Case: United States v. Ali Danial Hemani, No. 24-1234
Lower Court: Fifth Circuit
Docketed: 2025-06-04
Status: Granted
Question Presented: Whether 18 U.S.C. 922(g)(3), the federal statute that prohibits the possession of firearms by a person who "is an unlawful user of or addicted to any controlled substance," violates the Second Amendment as applied to respondent.
On March 2, 2026, the Supreme Court heard oral argument in United States v. Hemani, with Principal Deputy Solicitor General Sarah M. Harris arguing for the government and Erin E. Murphy presenting the respondent’s position. The argument marks the Court’s most direct engagement yet with whether Congress may categorically disarm a class of people defined by drug use rather than by criminal conviction or adjudicated dangerousness.
Ali Danial Hemani was charged under 18 U.S.C. 922(g)(3) after being found in possession of a firearm while an unlawful drug user. The Fifth Circuit held the statute unconstitutional as applied. The government sought certiorari, and the Court granted review. The case drew 23 amicus briefs, with organizations ranging from the Cato Institute to NORML and the NRA participating. See the full docket at the Supreme Court’s website.
The central legal question is whether the founding era recognized a tradition of disarming persons based on intoxication or substance use. The government argues historical analogues support the restriction; Hemani contends no sufficiently comparable tradition exists. The breadth of the statute compounds the difficulty: it covers anyone who is a current unlawful user, without requiring any nexus between drug use and a specific act of violence.

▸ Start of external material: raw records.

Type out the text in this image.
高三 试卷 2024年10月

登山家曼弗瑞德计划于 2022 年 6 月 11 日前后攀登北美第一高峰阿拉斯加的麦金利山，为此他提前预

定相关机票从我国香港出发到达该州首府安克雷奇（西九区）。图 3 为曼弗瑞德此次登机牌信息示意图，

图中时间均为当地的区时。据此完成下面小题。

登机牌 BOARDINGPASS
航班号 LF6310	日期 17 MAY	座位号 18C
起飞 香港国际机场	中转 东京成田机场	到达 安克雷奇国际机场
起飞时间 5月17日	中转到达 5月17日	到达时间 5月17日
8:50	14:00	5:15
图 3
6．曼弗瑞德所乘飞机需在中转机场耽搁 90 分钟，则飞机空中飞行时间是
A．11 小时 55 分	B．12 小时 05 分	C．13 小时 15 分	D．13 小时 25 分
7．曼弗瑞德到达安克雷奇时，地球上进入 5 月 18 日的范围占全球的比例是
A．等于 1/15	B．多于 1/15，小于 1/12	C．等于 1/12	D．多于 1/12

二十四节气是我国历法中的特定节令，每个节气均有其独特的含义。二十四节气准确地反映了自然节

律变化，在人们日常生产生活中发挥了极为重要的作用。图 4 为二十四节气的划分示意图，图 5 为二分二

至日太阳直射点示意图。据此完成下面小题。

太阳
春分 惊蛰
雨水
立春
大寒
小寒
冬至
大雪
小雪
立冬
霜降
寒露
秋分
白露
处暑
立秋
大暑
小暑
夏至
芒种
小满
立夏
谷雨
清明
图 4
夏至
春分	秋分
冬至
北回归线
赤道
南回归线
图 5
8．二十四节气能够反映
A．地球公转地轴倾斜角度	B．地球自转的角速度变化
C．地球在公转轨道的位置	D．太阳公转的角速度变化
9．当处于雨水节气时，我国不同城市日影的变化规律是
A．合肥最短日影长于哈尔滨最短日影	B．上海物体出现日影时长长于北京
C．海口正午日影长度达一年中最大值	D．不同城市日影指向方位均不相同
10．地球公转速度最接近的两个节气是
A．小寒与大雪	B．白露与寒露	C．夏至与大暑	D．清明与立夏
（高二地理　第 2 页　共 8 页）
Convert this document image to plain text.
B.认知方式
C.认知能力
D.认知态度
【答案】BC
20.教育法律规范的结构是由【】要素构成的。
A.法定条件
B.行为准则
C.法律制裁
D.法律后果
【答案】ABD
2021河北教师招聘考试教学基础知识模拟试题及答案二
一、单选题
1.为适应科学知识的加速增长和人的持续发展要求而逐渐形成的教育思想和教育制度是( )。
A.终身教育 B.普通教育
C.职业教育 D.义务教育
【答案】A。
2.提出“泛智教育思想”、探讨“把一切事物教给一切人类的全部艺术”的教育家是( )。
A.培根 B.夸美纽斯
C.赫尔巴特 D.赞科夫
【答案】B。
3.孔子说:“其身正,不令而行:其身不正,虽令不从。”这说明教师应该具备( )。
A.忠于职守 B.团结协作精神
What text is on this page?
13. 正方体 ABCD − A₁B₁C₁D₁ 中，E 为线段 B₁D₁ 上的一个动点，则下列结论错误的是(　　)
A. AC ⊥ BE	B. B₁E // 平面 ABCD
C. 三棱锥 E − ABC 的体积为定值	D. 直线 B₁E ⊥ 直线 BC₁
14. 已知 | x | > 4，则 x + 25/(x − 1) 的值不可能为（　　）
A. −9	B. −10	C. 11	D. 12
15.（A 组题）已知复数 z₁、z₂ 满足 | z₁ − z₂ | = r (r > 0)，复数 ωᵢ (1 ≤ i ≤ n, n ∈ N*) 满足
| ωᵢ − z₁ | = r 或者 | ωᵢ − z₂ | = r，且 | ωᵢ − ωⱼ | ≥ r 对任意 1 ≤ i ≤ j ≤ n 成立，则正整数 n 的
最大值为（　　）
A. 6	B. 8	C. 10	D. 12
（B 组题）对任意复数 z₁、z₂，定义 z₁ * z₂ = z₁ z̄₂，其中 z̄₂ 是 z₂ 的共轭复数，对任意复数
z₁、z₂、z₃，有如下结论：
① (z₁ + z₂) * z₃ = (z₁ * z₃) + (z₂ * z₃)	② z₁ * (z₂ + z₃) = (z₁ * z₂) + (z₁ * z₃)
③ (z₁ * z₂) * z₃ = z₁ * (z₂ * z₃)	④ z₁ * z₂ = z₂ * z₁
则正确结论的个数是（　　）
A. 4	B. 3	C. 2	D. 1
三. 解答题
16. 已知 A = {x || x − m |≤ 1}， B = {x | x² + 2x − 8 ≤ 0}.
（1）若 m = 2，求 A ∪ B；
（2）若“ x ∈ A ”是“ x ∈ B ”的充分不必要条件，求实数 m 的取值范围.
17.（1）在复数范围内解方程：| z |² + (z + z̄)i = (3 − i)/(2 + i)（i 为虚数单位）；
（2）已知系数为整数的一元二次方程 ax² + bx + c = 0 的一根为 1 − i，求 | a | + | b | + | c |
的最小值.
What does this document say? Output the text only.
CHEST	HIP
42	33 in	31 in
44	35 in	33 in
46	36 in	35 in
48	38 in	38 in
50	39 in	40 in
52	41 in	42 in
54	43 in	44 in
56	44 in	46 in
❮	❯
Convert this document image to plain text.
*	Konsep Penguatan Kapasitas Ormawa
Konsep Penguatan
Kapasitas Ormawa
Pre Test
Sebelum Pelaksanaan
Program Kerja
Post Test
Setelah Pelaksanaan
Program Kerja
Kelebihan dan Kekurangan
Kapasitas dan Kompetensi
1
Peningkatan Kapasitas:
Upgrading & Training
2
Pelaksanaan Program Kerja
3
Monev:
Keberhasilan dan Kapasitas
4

The decision will affect the constitutional floor for all status-based firearm prohibitions. If the Court upholds 922(g)(3), it will signal that the Second Amendment’s historical test accommodates some categorical disarmament rules. A contrary ruling could invite challenges to other subsections of 922(g). Observers should watch whether the Court issues a narrow as-applied ruling or articulates a broader framework for evaluating non-conviction-based disarmament statutes.